2009年09月14日 20時54分52秒 | 彩雲国物語
彩雲国物語 欠けゆく白銀の砂時計 (角川ビーンズ文庫)彩雲国物語 欠けゆく白銀の砂時計 (角川ビーンズ文庫)
価格:¥ 480(税込)
発売日:2005-07-30


あとがきによると、影月編開幕の巻。秀麗の半年振りの王都貴陽帰還が話の軸となる。
わずか半年の間に見違えるように美しくなった秀麗の姿と、それ以上に官吏として自覚した様に、周りが時に狼狽するほど。もちろん彼女の変化をしっかり受け止める人々も。
秀麗の意志とは関係なく、彼女の縁談話が次々と舞い込み、一方で劉輝のそれも喧しい。それでも二人の間に信頼関係が成立しているから安心して見ていられるが、その未来は決して明るいわけではなく……。

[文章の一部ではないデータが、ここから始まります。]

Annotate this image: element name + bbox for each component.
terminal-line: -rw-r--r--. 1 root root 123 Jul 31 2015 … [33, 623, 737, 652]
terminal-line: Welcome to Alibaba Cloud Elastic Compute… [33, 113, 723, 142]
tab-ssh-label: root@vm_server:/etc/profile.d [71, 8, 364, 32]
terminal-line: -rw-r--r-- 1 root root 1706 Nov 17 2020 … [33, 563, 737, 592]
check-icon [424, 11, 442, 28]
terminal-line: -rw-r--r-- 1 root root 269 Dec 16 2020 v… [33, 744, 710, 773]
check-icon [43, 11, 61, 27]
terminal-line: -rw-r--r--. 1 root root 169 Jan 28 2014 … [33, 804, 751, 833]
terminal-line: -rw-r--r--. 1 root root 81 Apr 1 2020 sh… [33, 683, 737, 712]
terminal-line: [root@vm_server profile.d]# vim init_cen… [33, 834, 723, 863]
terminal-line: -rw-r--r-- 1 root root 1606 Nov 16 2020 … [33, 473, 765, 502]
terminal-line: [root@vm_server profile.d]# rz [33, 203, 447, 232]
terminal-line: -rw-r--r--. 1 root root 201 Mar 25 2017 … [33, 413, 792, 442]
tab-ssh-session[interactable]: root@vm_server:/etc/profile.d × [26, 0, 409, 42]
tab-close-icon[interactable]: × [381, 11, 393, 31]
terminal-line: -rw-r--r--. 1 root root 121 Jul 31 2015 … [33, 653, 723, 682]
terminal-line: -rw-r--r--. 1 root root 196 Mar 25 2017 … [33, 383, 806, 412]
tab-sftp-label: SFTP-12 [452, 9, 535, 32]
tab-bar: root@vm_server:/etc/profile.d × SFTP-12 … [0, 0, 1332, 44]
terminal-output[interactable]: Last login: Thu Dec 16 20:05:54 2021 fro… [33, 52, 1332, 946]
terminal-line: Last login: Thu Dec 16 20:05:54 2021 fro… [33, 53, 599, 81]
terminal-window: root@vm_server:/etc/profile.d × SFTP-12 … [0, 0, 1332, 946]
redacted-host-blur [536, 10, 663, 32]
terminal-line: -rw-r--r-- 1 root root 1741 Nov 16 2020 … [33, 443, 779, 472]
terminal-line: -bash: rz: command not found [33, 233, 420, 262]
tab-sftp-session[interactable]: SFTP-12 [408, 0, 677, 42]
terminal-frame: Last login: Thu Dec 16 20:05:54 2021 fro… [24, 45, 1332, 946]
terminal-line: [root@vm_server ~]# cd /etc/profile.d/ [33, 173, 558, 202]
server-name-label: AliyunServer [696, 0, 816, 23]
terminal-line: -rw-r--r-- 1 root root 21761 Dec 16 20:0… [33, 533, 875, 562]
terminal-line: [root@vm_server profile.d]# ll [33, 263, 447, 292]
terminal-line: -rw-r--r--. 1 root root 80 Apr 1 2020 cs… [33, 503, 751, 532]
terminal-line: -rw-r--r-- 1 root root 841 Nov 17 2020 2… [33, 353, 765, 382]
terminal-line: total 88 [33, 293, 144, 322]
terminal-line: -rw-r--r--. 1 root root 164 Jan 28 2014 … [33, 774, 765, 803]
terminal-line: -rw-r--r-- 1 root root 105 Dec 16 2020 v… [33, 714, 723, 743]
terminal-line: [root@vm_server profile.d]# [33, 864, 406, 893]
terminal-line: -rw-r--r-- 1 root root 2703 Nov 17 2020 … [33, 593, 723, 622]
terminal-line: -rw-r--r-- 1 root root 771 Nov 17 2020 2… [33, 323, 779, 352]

縹家の動きや邪仙教といった不穏な存在が暗雲を暗示している。更に影月に忍び寄る暗い影も。構成が上手いとは思わないが、ストーリーテラーとして様々な伏線を張り巡らそうという仕掛けの厚みには気を惹かれる。秀麗の成長は、この物語の屋台骨を支えるキャラクターとして成長した姿を表している。今後の展開が楽しみと言える物語は実は少ないだけに、現時点ではその少数の側に分類できることを嬉しく思う。